The captain and four crew members were detained, but were subsequently released as investigations continue.
Security has since been beefed up at the facility, with a greater police presence, following a request from the management. Everything is checked, and people are being searched as they enter the wharf area.
Meanwhile, the Ministry of Agriculture is expressing its concern about the recent reports about agricultural produce, agro-processed products, fisheries and forestry products being used to conceal illicit and illegal drugs, when these products are being exported from Guyana.
The ministry, in a release, stated that it has been working with the law enforcement agencies and will be refusing to issue licences to persons or companies suspected of being involved or convicted of dealing with illegal drugs.
“Using agricultural produce and products to conceal illegal drugs severely tarnishes Guyana’s image as it positions itself to be a major supplier of agricultural produce and products.”

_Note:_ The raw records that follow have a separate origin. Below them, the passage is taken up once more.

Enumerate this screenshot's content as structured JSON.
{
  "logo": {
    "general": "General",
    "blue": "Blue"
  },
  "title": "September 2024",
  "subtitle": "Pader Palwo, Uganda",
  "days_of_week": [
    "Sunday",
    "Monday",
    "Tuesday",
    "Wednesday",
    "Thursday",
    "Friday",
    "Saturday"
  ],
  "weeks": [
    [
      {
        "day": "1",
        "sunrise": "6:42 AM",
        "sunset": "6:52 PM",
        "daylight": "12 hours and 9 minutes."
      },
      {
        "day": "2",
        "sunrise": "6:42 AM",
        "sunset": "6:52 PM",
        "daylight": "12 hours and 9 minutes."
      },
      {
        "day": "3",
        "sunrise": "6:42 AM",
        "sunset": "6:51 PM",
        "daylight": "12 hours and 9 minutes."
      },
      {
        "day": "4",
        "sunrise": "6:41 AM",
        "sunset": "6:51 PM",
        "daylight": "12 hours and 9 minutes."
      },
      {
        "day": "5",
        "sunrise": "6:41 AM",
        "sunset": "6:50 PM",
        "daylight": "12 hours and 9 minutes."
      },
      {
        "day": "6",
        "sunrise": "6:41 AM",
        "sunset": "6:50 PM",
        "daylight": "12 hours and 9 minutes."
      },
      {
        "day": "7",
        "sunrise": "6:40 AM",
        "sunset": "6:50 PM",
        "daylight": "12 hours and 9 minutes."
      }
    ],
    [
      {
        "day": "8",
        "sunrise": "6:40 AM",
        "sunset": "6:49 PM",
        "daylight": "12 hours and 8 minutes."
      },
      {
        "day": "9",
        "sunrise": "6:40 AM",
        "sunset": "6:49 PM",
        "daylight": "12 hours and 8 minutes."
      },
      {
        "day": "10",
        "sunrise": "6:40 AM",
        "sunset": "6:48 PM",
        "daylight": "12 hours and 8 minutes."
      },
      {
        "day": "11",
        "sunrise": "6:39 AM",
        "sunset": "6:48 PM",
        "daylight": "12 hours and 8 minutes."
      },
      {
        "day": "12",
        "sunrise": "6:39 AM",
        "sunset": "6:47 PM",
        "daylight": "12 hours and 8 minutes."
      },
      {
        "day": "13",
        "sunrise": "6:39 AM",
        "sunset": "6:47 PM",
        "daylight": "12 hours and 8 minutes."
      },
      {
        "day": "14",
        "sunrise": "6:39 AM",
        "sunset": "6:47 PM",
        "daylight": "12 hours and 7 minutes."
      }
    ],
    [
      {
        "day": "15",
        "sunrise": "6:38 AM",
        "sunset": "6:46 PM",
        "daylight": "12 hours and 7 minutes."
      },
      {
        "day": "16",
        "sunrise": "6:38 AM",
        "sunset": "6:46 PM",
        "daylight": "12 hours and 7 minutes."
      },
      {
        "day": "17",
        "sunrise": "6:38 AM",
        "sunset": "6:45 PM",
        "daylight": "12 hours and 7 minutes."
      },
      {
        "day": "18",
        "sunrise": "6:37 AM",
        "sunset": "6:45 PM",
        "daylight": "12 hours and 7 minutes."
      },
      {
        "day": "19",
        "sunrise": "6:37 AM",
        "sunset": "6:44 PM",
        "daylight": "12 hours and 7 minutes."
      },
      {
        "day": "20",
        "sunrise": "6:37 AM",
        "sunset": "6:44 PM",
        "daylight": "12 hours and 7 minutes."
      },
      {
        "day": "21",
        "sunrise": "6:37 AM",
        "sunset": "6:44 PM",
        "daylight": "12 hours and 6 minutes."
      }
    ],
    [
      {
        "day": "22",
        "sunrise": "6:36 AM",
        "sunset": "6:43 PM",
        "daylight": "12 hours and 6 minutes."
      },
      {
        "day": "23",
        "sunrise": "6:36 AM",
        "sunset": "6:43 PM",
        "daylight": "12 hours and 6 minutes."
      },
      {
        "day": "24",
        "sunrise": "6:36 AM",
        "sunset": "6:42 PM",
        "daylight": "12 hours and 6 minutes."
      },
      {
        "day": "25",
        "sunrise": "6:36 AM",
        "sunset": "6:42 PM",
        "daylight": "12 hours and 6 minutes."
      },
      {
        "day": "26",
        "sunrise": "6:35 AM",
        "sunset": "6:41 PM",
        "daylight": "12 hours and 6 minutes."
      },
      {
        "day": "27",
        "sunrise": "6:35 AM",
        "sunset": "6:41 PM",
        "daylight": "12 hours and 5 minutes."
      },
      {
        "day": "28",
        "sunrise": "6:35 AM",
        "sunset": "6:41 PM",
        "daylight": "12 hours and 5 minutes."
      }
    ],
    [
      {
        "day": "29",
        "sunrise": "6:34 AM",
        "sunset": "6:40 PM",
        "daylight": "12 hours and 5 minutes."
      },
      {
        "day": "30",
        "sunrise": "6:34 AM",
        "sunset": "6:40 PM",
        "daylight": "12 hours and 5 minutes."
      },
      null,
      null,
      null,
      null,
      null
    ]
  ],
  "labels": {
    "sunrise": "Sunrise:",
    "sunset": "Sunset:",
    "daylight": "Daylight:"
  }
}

The Guyana Forestry Commission (GFC) also advised that all forest produce to be exported must be graded independently, and then verified by the GFC.
Additionally, the GFC and the Customs and Trade Administration (CTA) have an arrangement which specifies that the GFC is informed prior to the loading of forest produce into containers, or on to vessels for export.
This allows the GFC to confirm that the produce being shipped is exactly what was inspected and approved for export.
Recently, some Nibbi furniture was exported from Guyana. US law enforcement agencies intercepted this export cargo and discovered that a quantity of cocaine was hidden in the furniture.
A review of the GFC export database indicated that the GFC had no records of any such shipment being inspected and verified, in accordance with standard procedures.
Further, the GFC was not informed prior to loading of this produce into the container and vessel, in keeping with the agreed practice.
The GFC has provided the CTA with this information, and is working with the CTA, Customs Anti Narcotics Unit (CANU) and other relevant agencies to improve the necessary security measures, to prevent any such recurrences, which only tarnish the name of Guyana and legitimate exporters of forest produce.